Only one in 25 teachers will benefit from the Chancellor's Budget cash for computers, it emerged this week.
Calculations by the Liberal Democrats show that the pound;20 million for laptops will buy computers for 20,000 teachers - about 4 per cent of the profession.
The figures appear to undermine Government claims that the money - which will be spread over the next two years - will help teachers keep pace with the technology revolution.
Currently just 2.5 per cent of teachers have laptops and this figure will rise to only one in 15 in two years time, assuming that each computer costs pound;1,000. If the present rate of progress continues, it will be 2047 before all teachers have their own laptop.
Don Foster, the Lib-Dems' education spokesman, claimed the announcement was more about hype than hope.
"It is another example of the way in which ministers try to catch the headlines without analysing what it really means," he said. "If you want to get pupils on-line you have to get teachers on-line. It needs a bit more vision and imagination."

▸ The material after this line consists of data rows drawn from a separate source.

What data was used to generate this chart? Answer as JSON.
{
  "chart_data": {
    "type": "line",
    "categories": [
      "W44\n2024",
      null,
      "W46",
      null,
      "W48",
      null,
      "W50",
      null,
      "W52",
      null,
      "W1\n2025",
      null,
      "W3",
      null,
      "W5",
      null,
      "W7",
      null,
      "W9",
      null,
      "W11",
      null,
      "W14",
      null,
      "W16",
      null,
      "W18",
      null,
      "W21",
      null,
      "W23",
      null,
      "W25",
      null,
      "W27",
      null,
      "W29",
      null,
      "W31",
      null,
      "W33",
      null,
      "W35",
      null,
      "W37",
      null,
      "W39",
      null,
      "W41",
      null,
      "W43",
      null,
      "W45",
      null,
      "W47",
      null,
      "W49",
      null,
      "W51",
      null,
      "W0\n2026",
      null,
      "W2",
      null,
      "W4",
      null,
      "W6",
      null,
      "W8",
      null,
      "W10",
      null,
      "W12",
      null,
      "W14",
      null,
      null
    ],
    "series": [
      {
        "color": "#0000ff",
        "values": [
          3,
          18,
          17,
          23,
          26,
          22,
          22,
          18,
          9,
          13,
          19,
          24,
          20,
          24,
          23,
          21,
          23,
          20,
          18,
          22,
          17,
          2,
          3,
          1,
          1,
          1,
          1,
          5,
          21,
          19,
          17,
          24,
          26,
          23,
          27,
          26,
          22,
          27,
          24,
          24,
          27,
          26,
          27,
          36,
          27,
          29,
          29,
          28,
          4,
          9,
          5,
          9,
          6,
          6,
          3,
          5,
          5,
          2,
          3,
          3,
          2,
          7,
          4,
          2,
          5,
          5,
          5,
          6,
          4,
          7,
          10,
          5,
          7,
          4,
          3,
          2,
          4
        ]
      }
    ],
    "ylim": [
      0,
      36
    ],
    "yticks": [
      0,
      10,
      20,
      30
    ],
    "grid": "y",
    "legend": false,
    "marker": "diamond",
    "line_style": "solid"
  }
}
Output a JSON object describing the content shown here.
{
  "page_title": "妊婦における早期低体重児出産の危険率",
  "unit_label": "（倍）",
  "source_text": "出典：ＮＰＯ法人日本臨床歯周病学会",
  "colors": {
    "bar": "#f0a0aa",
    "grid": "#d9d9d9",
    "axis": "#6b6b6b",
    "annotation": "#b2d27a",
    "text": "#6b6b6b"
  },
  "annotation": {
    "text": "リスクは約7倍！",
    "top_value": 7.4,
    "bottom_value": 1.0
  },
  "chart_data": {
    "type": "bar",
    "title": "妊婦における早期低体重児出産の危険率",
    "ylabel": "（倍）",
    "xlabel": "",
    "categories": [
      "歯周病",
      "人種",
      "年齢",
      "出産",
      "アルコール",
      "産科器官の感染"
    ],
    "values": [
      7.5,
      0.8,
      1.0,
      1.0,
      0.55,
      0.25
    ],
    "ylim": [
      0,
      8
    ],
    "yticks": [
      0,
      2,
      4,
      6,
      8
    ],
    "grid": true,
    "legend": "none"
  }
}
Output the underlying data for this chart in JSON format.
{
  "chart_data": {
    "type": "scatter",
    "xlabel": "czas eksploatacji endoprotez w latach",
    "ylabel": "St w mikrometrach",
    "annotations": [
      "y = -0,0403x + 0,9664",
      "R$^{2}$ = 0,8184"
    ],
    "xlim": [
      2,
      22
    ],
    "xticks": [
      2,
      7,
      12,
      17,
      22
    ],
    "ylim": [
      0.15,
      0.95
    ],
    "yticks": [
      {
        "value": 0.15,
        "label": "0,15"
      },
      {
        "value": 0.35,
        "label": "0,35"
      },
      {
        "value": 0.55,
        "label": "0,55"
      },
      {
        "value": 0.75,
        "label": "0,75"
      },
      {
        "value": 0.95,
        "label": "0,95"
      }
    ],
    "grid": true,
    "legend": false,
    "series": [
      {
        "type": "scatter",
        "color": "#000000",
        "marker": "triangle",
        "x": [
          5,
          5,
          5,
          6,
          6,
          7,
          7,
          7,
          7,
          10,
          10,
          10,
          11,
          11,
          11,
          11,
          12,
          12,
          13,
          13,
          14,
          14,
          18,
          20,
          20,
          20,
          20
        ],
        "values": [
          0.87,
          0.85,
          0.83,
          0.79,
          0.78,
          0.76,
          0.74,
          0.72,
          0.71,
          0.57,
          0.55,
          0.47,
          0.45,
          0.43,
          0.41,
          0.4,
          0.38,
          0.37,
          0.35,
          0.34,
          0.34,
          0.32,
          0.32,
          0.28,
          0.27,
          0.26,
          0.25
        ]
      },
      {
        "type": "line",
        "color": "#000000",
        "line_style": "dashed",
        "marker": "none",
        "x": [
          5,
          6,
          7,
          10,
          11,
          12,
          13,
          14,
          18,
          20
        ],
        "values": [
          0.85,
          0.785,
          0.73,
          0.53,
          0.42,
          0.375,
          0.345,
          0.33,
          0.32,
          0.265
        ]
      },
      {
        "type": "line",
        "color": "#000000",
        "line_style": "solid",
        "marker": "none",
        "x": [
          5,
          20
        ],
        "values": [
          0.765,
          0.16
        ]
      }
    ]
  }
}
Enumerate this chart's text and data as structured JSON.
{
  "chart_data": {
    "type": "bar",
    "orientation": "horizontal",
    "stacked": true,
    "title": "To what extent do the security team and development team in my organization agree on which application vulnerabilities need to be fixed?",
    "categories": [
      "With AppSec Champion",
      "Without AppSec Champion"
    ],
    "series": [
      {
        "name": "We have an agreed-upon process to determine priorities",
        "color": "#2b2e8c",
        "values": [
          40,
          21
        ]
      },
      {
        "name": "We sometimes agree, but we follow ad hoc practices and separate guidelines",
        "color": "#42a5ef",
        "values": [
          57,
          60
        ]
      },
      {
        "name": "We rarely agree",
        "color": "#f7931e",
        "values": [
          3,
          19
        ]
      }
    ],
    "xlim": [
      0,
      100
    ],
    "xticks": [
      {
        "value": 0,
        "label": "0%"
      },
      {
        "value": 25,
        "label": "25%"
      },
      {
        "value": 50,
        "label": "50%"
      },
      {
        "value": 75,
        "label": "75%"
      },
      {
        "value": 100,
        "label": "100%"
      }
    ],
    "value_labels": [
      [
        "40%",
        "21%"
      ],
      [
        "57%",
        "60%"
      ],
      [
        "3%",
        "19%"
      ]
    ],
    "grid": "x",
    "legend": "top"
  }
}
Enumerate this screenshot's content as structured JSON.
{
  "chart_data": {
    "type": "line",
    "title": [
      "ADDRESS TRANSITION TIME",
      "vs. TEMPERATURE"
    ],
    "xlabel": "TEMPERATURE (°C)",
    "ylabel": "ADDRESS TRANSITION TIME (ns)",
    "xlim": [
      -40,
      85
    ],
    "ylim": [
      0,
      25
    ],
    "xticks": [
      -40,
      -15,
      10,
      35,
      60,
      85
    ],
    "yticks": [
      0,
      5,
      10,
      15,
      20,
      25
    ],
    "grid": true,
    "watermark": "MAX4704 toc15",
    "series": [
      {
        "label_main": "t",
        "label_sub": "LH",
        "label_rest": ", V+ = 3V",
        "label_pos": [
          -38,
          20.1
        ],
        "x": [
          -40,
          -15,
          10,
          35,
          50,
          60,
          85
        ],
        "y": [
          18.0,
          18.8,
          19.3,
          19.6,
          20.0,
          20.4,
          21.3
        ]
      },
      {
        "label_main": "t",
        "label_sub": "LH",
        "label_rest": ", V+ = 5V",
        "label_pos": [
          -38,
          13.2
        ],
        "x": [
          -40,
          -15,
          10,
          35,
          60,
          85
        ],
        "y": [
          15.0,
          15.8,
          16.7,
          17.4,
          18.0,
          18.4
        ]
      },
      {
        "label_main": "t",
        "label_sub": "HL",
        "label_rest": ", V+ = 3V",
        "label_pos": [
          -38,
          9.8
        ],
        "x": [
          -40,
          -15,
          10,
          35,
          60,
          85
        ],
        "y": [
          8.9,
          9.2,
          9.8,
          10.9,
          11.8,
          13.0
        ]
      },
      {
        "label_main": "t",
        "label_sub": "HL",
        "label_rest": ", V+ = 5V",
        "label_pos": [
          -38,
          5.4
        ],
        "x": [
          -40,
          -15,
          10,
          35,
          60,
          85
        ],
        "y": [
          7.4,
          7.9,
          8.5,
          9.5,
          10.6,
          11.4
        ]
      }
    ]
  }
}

But he welcomed the Government's conversion to the idea of computers for teachers. Earlier this year, a spokesman for the Department for Education and Employment, said: "There is no reason to buy teachers computers, they are being trained how to teach information and communication technology, not in how to use a computer."
Mr Foster suggested that the tax relief teachers enjoy on books could be extended to cover information technology equipment. Alternatively the Government could set up a bulk-buy arrangement to get teachers a cheap deal.
Details of the loans scheme to enable teachers to buy computers, announced by Gordon Brown last week, are not yet available.